XML sitemap module performance issues and how to avoid them

The XML Sitemap (formerly gsitemap) module provides good SEO features that allows Google and other search engines to know what content a site has.

The module does however have had some scalability issues if you are using an old version, or if you have the options set incorrectly.

Disable sitemap upon submission

On relatively small sites, with a small number of nodes and comments, scalability issues are not observed. However, on large sites, there can be a hidden performance issue when the "Submit site map when updated" option is enabled.

What this option says is that in hook_exit(), if there is new content (nodes, comments, ...etc.), the XML sitemap module will try to submit the site map to several search engines. This is done by generating the map, then opening an HTTP connection to each site and sending the map to each one of them over that connection. This is a very time consuming process.

On a site with 15,000 nodes and 119,000 comments, this caused every comment submission to take 30 to 60 seconds.

Disabling this option made comment submission go back to being instantaneous. Make sure that you have cron enabled.

Here is a screenshot of how the options should be.

Make sure you are using a current version

For versions prior to May 3, 2007 (5.x-1.10) suffer from severe performance issues if your site has a few thousand nodes. The reason is that there is a superfluous LEFT JOIN with a CONCAT that is not needed.

I submitted a patch for this bug in issue #124325, and thankfully, it got fixed. Make sure you use that version.

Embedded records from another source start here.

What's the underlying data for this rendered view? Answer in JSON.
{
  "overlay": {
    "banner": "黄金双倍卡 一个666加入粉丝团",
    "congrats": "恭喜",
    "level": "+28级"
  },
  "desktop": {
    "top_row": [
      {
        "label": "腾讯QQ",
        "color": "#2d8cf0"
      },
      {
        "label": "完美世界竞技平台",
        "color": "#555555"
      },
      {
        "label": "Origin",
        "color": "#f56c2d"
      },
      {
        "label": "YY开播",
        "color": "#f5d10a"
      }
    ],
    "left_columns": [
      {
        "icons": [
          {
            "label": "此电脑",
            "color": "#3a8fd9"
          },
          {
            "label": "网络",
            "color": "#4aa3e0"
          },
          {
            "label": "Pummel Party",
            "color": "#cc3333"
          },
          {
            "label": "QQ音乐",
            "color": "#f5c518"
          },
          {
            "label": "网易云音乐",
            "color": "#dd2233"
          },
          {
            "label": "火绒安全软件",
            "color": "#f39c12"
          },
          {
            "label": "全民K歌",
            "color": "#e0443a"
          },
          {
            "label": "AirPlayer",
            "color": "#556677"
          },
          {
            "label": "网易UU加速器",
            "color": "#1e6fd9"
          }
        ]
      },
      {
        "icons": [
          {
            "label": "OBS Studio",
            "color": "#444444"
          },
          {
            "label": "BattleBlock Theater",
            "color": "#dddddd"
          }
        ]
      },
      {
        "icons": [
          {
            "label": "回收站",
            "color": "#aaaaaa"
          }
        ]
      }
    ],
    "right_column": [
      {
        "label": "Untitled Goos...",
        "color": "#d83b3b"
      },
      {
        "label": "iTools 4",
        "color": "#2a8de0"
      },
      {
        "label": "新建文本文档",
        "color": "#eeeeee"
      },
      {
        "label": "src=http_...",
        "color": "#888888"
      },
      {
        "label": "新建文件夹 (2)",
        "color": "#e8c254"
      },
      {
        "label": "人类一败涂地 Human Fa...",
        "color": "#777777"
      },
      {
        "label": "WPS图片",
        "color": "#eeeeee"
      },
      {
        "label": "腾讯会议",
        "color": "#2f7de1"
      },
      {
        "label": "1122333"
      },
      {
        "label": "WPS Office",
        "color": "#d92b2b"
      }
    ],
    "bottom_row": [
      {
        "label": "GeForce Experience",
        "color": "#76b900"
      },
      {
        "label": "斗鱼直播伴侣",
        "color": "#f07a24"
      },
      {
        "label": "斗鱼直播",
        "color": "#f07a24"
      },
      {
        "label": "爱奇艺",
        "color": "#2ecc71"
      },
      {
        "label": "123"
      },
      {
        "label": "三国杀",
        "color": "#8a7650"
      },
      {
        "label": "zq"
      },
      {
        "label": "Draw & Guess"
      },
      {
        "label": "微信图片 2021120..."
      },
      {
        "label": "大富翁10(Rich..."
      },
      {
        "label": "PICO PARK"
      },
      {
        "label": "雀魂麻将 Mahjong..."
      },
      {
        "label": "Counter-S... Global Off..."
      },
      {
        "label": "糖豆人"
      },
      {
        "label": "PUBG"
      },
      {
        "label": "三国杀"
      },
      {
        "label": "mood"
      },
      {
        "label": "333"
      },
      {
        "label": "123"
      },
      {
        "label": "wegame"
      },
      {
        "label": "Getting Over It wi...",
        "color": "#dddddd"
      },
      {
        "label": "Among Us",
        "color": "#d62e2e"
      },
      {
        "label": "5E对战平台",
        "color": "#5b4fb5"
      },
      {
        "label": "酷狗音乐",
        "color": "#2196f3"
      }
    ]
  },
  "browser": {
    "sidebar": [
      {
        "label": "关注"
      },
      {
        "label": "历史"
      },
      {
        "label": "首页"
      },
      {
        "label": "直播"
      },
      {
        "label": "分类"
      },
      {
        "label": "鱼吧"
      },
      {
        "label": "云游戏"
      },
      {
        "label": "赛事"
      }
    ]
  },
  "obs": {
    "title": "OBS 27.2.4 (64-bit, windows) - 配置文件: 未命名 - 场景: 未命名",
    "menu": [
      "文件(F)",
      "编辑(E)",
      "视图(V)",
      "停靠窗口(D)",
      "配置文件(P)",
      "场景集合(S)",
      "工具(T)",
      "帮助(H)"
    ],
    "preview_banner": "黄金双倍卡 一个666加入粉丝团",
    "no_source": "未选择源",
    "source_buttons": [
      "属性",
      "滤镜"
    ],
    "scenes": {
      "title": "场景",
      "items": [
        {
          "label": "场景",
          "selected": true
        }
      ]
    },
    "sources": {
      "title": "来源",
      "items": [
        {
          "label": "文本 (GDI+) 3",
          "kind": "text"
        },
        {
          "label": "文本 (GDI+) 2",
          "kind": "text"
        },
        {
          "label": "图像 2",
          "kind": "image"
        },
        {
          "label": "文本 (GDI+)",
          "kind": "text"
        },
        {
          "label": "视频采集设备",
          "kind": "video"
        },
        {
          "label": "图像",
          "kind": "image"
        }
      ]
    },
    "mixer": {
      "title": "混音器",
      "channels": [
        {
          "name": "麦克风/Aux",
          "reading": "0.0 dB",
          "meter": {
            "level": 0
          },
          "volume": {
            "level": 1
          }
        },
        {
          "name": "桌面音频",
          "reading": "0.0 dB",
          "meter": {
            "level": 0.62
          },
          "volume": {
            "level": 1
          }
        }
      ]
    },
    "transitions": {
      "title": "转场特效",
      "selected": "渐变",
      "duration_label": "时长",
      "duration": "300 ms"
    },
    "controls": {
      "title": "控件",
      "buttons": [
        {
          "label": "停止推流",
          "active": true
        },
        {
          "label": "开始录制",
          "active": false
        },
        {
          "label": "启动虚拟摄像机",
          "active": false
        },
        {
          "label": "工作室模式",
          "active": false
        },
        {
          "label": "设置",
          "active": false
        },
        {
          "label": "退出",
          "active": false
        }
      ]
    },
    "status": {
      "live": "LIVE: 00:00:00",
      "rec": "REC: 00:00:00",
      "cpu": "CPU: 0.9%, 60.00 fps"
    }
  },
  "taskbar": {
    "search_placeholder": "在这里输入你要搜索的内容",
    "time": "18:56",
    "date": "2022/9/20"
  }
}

Or if you are still on 4.7, you can backport the simple patch.

Contents: 

Comments

On a site with 15,000

On a site with 15,000 nodes

They are called pages not nodes 15,000 pages (speak english not drupal)

There is a difference

No, in this context, node makes perfect sense.

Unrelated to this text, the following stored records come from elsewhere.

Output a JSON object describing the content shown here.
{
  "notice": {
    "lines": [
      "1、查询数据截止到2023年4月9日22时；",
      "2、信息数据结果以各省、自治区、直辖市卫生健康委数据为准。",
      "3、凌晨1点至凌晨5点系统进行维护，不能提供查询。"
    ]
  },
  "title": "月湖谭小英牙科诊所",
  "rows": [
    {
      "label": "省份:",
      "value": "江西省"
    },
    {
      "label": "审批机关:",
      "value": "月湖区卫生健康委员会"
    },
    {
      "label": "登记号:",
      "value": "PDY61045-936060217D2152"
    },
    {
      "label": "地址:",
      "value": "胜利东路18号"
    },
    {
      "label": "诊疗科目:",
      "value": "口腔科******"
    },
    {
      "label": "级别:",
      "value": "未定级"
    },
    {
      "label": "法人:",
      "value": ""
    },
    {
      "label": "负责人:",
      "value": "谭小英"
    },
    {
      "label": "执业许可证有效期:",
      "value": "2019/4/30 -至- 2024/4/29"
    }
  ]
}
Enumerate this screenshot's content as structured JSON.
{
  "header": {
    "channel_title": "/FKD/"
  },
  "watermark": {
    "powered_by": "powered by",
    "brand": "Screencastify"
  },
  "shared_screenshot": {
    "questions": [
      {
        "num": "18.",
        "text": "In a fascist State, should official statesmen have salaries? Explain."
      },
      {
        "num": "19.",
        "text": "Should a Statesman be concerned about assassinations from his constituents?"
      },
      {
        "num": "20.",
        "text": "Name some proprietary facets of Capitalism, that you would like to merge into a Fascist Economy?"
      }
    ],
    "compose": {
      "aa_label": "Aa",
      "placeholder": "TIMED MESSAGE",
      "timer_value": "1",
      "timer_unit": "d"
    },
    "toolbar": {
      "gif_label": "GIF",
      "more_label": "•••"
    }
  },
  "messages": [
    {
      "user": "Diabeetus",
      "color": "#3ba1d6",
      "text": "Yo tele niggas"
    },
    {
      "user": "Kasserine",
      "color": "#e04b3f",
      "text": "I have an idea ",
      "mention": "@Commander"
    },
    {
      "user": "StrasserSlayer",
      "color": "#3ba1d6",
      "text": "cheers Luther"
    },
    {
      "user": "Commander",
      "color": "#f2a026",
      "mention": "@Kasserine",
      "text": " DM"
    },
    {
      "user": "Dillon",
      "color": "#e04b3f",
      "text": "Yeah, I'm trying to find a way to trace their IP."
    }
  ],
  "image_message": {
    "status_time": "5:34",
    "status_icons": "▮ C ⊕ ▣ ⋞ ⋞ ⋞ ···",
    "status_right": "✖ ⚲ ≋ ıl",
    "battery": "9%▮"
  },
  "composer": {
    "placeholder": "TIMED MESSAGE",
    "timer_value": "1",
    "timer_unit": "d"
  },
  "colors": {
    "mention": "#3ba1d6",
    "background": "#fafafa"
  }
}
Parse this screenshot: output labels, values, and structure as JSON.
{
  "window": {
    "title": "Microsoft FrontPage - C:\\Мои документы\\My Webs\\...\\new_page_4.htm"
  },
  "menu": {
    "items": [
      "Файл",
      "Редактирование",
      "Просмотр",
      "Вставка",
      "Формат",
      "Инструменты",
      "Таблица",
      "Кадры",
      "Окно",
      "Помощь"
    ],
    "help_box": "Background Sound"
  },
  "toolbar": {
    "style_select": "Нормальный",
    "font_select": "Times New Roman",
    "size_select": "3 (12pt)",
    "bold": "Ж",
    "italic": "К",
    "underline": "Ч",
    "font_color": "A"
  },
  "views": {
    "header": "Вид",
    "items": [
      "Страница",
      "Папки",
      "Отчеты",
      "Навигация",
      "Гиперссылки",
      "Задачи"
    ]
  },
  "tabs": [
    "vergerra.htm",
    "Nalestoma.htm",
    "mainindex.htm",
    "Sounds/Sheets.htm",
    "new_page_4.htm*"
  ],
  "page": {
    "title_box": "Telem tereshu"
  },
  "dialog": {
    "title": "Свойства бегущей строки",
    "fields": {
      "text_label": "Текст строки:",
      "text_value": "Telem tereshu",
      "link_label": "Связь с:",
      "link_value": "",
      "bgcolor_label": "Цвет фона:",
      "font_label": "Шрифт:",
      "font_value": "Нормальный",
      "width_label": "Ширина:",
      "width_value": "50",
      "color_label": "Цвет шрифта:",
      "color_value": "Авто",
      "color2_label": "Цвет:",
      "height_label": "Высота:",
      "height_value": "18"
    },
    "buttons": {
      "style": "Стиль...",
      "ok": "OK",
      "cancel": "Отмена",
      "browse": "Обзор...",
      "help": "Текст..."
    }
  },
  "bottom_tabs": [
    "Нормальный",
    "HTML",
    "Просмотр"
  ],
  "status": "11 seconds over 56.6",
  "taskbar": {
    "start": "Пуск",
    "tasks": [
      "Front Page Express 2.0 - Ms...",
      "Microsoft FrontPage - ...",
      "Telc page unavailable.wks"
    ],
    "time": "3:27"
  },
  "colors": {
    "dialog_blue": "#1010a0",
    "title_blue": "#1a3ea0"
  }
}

A node is a specific Drupal "object" with a specific presentation in the database.

A page can be from a node, or from other aspects of a Drupal site, such as node lists, categories, users and many other things.

So, the use of nodes instead of page is intentional.
--
2bits -- Drupal consulting

Nodes are different from pages

For Drupal, nodes are different from pages; a page is a generic term that can mean also settings page.

A Drupal site can have 15000 nodes, but the pages it has are more than 15000, because the pages of a Drupal site include all the pages outputed by a module that are not correlated with nodes content.

In the specific context of the article, the problem is the number of nodes the site has, not the number of pages shown by all modules installed in the site.